A apreciação de sua obra no Brasil apresenta paradoxos. A evidente analogia com Antonioni não o poupou de críticas contundentes, e mesmo impiedosas, de jornalistas ligados ao Cinema Novo, admiradores confessos do cineasta italiano. Isso chegou aos extremos da grosseria. A obsessão da protagonista de Corpo ardente pelo garanhão selvagem levou adversários a apelidar o filme de “minha mulher trepa com os cavalos”. A diretoria do Instituto Nacional do Cinema (INC), que era “de direita”, procurou, em plena ditadura e à sua revelia, jogar o cinema “profissional” de Khoury contra o “amadorismo jacobino” do CN. Mas Khoury nunca foi alvo de ataques pessoais dos líderes desse movimento, que o encaravam como um talento desviado do bom caminho. De fato, com suas mulheres burguesas em apartamentos luxuosos decorados com quadros abstratos, ele é mesmo um antípoda dos cinemanovistas, debruçados no regionalismo e no engajamento político.

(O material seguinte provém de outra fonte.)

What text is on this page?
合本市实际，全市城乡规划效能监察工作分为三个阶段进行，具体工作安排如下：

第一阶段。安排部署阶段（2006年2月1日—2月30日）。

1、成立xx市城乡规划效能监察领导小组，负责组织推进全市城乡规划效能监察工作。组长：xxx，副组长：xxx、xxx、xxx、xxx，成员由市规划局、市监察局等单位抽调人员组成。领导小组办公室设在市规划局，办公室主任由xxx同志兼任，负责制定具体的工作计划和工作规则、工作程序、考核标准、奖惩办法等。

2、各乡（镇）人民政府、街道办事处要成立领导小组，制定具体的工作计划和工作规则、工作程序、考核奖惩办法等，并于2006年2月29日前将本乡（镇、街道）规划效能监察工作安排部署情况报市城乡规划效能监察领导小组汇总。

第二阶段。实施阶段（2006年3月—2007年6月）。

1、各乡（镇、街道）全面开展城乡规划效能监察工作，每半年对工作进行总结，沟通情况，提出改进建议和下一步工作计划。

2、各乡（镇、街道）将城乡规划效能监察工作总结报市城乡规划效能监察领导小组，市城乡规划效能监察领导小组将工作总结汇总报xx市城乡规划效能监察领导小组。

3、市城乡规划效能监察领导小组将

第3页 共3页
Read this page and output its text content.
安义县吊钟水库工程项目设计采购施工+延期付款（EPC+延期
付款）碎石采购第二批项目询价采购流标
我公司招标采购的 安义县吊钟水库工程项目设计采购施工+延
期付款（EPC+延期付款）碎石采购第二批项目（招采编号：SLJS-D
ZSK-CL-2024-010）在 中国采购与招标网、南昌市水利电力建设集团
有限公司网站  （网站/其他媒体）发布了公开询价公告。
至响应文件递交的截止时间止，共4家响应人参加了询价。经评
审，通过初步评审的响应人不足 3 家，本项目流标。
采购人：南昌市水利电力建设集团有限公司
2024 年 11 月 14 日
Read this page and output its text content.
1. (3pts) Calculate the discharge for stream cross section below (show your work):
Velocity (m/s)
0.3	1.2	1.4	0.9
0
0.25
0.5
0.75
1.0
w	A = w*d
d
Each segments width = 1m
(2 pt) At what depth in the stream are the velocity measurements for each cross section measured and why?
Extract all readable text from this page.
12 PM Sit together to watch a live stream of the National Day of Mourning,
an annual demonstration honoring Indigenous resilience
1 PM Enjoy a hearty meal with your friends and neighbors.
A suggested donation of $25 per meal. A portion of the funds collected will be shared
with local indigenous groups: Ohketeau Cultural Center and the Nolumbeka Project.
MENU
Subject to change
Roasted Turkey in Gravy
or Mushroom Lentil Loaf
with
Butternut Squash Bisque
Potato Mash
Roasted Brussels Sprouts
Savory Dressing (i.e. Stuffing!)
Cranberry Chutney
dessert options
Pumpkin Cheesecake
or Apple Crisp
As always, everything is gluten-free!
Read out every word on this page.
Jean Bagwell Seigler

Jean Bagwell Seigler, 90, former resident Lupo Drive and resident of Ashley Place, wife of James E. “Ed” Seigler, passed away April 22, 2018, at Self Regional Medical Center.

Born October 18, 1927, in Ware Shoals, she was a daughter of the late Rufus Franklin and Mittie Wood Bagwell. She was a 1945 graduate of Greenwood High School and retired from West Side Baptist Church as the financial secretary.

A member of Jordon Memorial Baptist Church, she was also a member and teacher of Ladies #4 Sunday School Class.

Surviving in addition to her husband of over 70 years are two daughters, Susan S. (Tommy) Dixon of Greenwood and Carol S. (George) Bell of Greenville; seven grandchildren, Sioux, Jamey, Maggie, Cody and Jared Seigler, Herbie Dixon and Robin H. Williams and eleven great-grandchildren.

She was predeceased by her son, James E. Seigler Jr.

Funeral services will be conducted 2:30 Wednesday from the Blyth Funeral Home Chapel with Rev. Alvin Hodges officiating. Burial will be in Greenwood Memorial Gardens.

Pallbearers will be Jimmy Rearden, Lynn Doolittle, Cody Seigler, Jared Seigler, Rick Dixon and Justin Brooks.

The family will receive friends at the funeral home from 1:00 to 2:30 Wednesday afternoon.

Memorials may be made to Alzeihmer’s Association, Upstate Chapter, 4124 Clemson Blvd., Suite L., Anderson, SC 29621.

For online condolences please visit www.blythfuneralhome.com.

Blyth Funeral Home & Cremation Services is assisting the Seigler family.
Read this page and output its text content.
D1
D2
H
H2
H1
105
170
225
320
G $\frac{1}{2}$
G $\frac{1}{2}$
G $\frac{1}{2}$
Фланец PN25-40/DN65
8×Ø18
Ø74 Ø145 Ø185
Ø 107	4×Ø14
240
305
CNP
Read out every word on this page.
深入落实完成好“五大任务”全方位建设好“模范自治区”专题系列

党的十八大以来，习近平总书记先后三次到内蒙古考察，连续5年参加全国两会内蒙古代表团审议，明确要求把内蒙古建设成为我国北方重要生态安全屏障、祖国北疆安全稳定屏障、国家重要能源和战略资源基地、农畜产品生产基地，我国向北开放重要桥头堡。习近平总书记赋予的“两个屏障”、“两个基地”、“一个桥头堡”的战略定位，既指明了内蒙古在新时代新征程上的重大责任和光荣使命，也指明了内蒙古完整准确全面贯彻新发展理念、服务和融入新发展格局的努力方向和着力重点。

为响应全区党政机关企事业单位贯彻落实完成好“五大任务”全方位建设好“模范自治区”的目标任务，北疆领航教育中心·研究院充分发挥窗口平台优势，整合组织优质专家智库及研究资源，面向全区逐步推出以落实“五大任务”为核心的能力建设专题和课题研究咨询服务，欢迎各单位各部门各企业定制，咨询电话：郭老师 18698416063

E antípoda não apenas na temática. Ao contrário de uma câmara na mão e luz natural, sempre preferiu enquadramentos intrincados e iluminação expressionista, influências da Vera Cruz, que estrebuchava exatamente na época em que surgiu.
Entretanto, em alguns momentos, o experimental foi ele. Desde cedo trabalhou com compositores de vanguarda como Rogério Duprat, enquanto a trilha sonora dos cinemanovistas é quase sempre constituída por discos. Mesmo trabalhando com produtores de forte tendência comercial, como Massaini e Galante, conseguiu manter a integridade temática e de estilo. Seus filmes foram realizados na contramão de sua época, não fizeram escola e revelam uma solidão única no cinema nacional. É um autor que precisa ser hoje reavaliado, longe do conflito político de 40 anos atrás.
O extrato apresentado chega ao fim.